Arlington County’s new Warren G. Stambaugh Human Services Center has been awarded LEED® Gold certification through the U.S. Green Building Council and Green Building Certification Institute (GBCI). LEED is the nation’s preeminent program for the design, construction and operation of high performance green buildings.
“Green buildings have many benefits including more efficient and cost effective use of building resources, significant energy and operational savings, increased productivity and reduced absenteeism among occupants, and reduced stormwater and air pollution impacts,” said Arlington County Board Chairman Christopher Zimmerman. “The new Stambaugh Center sets a great example for future building projects, both public and private, in the community.”
The Human Services Center achieved LEED certification for its successful retrofit of an existing building -- including energy use, lighting, water and material use as well as incorporating a variety of other sustainable strategies. By using less energy and water, LEED certified buildings save money for families, businesses and taxpayers; reduce greenhouse gas emissions; and contribute to a healthier environment for residents, workers and the larger community.
“Arlington’s LEED certification for the Human Services Center demonstrates tremendous green building leadership,” said Rick Fedrizzi, President, CEO & Founding Chair, U.S. Green Building Council. “The urgency of USGBC’s mission has challenged the industry to move faster and reach further than ever before, and Arlington’s ongoing effort serves as a prime example with just how much we can accomplish.”
LEED certification of the Human Services Center was based on a number of green design and construction features that positively impact the project itself and the broader community. These features include:
- Energy efficient lighting (motion sensors)
- Low-emitting materials, adhesives, paints and flooring
- EnergyStar rated equipment and appliances
- Long Term Lease (+10 years)
- 23.32% of total building materials used recycled materials
- Thermal comfort monitoring
Warren G. Stambaugh Human Services Center
The facility was named in honor of Warren G. Stambaugh, who served in the Virginia General Assembly from 1973 until his death in 1990. Throughout his career, Stambaugh fought for the rights of persons with mental and physical disabilities and for services and opportunities to assist them. His dedication to equal opportunity for all was illustrated by his successful two-year effort to secure passage of the Virginians with Disabilities Act. This comprehensive “civil rights” bill for persons with disabilities guarantees the rights of all disabled citizens to employment, housing, education, transportation, public accommodations, and needed services.

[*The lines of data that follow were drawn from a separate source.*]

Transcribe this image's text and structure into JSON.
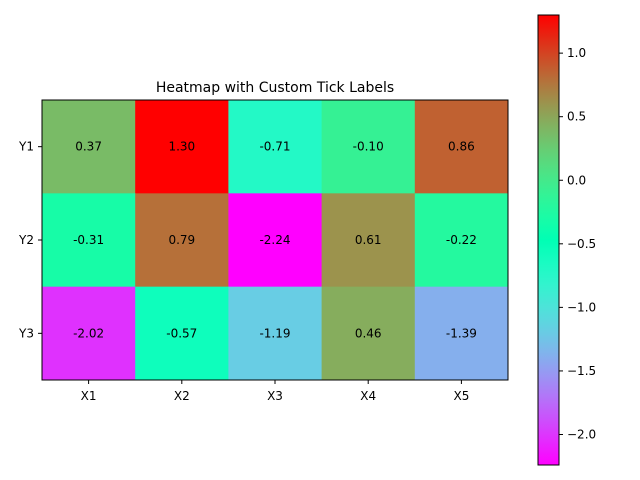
{
  "chart_data": {
    "type": "heatmap",
    "title": "Heatmap with Custom Tick Labels",
    "xlabel": "",
    "ylabel": "",
    "x_categories": [
      "X1",
      "X2",
      "X3",
      "X4",
      "X5"
    ],
    "y_categories": [
      "Y1",
      "Y2",
      "Y3"
    ],
    "values": [
      [
        0.37,
        1.3,
        -0.71,
        -0.1,
        0.86
      ],
      [
        -0.31,
        0.79,
        -2.24,
        0.61,
        -0.22
      ],
      [
        -2.02,
        -0.57,
        -1.19,
        0.46,
        -1.39
      ]
    ],
    "value_labels": [
      [
        "0.37",
        "1.30",
        "-0.71",
        "-0.10",
        "0.86"
      ],
      [
        "-0.31",
        "0.79",
        "-2.24",
        "0.61",
        "-0.22"
      ],
      [
        "-2.02",
        "-0.57",
        "-1.19",
        "0.46",
        "-1.39"
      ]
    ],
    "colormap": "rainbow",
    "vmin": -2.24,
    "vmax": 1.3,
    "colorbar": {
      "ticks": [
        -2.0,
        -1.5,
        -1.0,
        -0.5,
        0.0,
        0.5,
        1.0
      ],
      "tick_labels": [
        "−2.0",
        "−1.5",
        "−1.0",
        "−0.5",
        "0.0",
        "0.5",
        "1.0"
      ],
      "placement": "right"
    },
    "grid": false
  }
}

The Human Services Center is located at 2100 Washington Blvd. in the Penrose Neighborhood. DHS provides and promotes essential community services through five main divisions: Economic Independence, Child and Family Services, Public Health, Aging and Disability Services, and Behavioral Healthcare. The Human Services Center also features the Arlington Employment Center, the region’s only Comprehensive One-Stop Workforce Center and one of only seven in the state.
U.S. Green Building Council
The Washington, D.C.-based U.S. Green Building Council is committed to a prosperous and sustainable future for our nation through cost-efficient and energy-saving green buildings. With a community comprising 80 local affiliates, more than 18,000 member companies and organizations, and more than 155,000 LEED Professional Credential holders, USGBC is the driving force of an industry that is projected to contribute $554 billion to the U.S. gross domestic product from 2009-2013. USGBC leads an unlikely diverse constituency of builders and environmentalists, corporations and nonprofit organizations, elected officials and concerned citizens, and teachers and students.

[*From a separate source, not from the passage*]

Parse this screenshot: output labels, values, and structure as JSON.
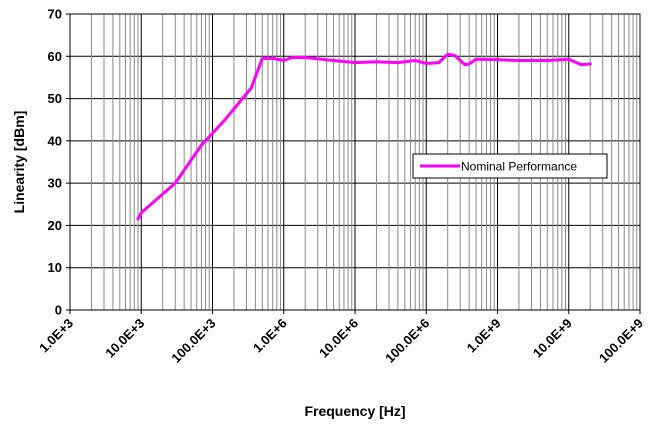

Buildings in the United States are responsible for 39% of CO2 emissions, 40% of energy consumption, 13% water consumption and 15% of GDP per year, making green building a source of significant economic and environmental opportunity. Greater building efficiency can meet 85% of future U.S. demand for energy, and a national commitment to green building has the potential to generate 2.5 million American jobs.
The U.S. Green Building Council's LEED green building certification system is the foremost program for the design, construction and operation of green buildings. Over 32,000 projects are currently participating in the commercial and institutional LEED rating systems, comprising over 9.6 billion square feet of construction space in all 50 states and 114 countries.
By using less energy, LEED-certified buildings save money for families, businesses and taxpayers; reduce greenhouse gas emissions; and contribute to a healthier environment for residents, workers and the larger community.
USGBC was co-founded by current President and CEO Rick Fedrizzi, who spent 25 years as a Fortune 500 executive. Under his 15-year leadership, the organization has become the preeminent green building, membership, policy, standards, influential, education and research organization in the nation.